Motorsport News

Porsche peilt beim letzten Werkseinsatz des bewährten 911 RSR Titel an

Der Porsche 911 RSR (Modelljahrgang 2017) absolviert auf der Road Atlanta seinen letzten Werkseinsatz

Porsche steht beim Saisonfinale der IMSA WeatherTech SportsCar Championship auf der Road Atlanta (USA) vor dem Gewinn des Hersteller-, Team- und Fahrertitels.

Vor dem finalen Zehn-Stunden-Rennen am 12. Oktober, dem sogenannten Petit Le Mans, führt das nordamerikanische Werksteam des Sportwagenherstellers aus Stuttgart alle Wertungen deutlich an. Für den Triumph in der Herstellermeisterschaft muss nur einer der zwei Porsche 911 RSR in die Wertung kommen. In der Fahrermeisterschaft kämpfen die Porsche-Werkspiloten Earl Bamber (Neuseeland) und Laurens Vanthoor (Belgien) in der Startnummer 912 ebenso um den Titel wie ihre Kollegen Patrick Pilet aus Frankreich und Nick Tandy aus Großbritannien (Startnummer 911).

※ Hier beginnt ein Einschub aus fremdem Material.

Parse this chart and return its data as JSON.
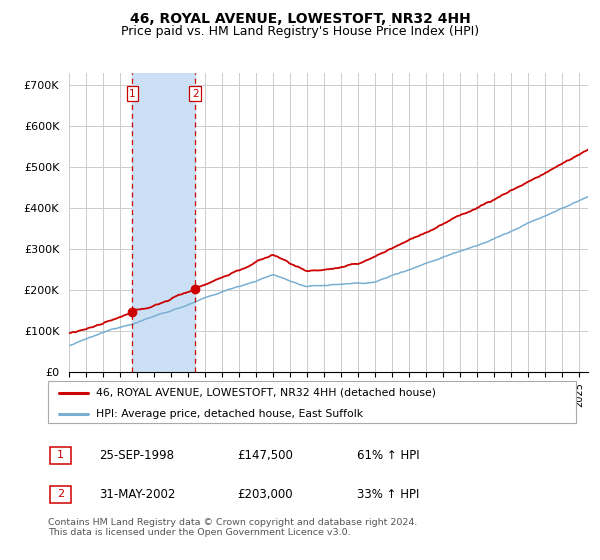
{
  "title": "46, ROYAL AVENUE, LOWESTOFT, NR32 4HH",
  "subtitle": "Price paid vs. HM Land Registry's House Price Index (HPI)",
  "ylim": [
    0,
    730000
  ],
  "yticks": [
    0,
    100000,
    200000,
    300000,
    400000,
    500000,
    600000,
    700000
  ],
  "ytick_labels": [
    "£0",
    "£100K",
    "£200K",
    "£300K",
    "£400K",
    "£500K",
    "£600K",
    "£700K"
  ],
  "xlim_start": 1995.0,
  "xlim_end": 2025.5,
  "background_color": "#ffffff",
  "plot_bg_color": "#ffffff",
  "grid_color": "#cccccc",
  "sale1_date": 1998.73,
  "sale1_price": 147500,
  "sale1_label": "1",
  "sale2_date": 2002.41,
  "sale2_price": 203000,
  "sale2_label": "2",
  "shade_color": "#cce0f5",
  "vline_color": "#cc0000",
  "red_line_color": "#cc0000",
  "blue_line_color": "#7aafd4",
  "legend_line1": "46, ROYAL AVENUE, LOWESTOFT, NR32 4HH (detached house)",
  "legend_line2": "HPI: Average price, detached house, East Suffolk",
  "table_row1": [
    "1",
    "25-SEP-1998",
    "£147,500",
    "61% ↑ HPI"
  ],
  "table_row2": [
    "2",
    "31-MAY-2002",
    "£203,000",
    "33% ↑ HPI"
  ],
  "footer": "Contains HM Land Registry data © Crown copyright and database right 2024.\nThis data is licensed under the Open Government Licence v3.0.",
  "title_fontsize": 10,
  "subtitle_fontsize": 9
}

Die beiden Porsche 911 RSR (Modelljahr 2017) bestreiten auf der Road Atlanta im historischen Design von Coca-Cola ihren letzten Werkseinsatz. In der GTD-Kategorie setzt das Kundenteam Pfaff Motorsports einen 911 GT3 R ein.

„Der Porsche 911 RSR hat uns seit 2017 unzählige Erfolge beschert. Wir haben mit diesem Auto die Weltmeisterschaft gewonnen, haben unter anderem in Le Mans und Sebring triumphiert. Es wäre ein Traum, wenn wir auf der Road Atlanta weitere Titel hinzufügen und das traditionsreiche Rennen mit der Wiederholung des Vorjahressieges abschließen könnten“, sagt Porsche-Motorsport-Gesamtprojektleiter Pascal Zurlinden. 

Das Rennen
Das Zehn-Stunden-Rennen auf der 4,088 Kilometer langen Strecke im US-Bundesstaat Georgia bildet den Abschluss der IMSA-Saison 2019. Der traditionsreiche Kurs vor den Toren der Metropole Atlanta, der Heimat von Porsche Nordamerika und des Getränkekonzerns Coca-Cola, ist bei Fahrern äußerst beliebt. Vor allem die sogenannten „Esses“ (Kurven zwei bis fünf) stellen die Fahrer vor enorme Herausforderungen. Mut und höchste Präzision sowie eine perfekte Fahrzeugabstimmung sind in diesem schnellen Abschnitt gefordert. In 21 Jahren hat Porsche beim Petit Le Mans insgesamt 20 Klassensiege verbucht. 2015 feierte das Werksteam aus Weissach im Regen sogar den Gesamtsieg vor allen Prototypen. 2018 gelang im historischen Design von Mobil 1 der Erfolg in der hart umkämpften GTLM-Klasse. Das Petit Le Mans ist zudem das Saisonfinale im IMSA Michelin Endurance Cup (IMEC). In dieser Langstreckenwertung, die die vier bedeutendsten Rennen in Daytona, Sebring, Watkins Glen und auf der Road Atlanta umfasst, belegt das Porsche GT Team nach zwei Siegen und einem zweiten Platz den ersten Rang.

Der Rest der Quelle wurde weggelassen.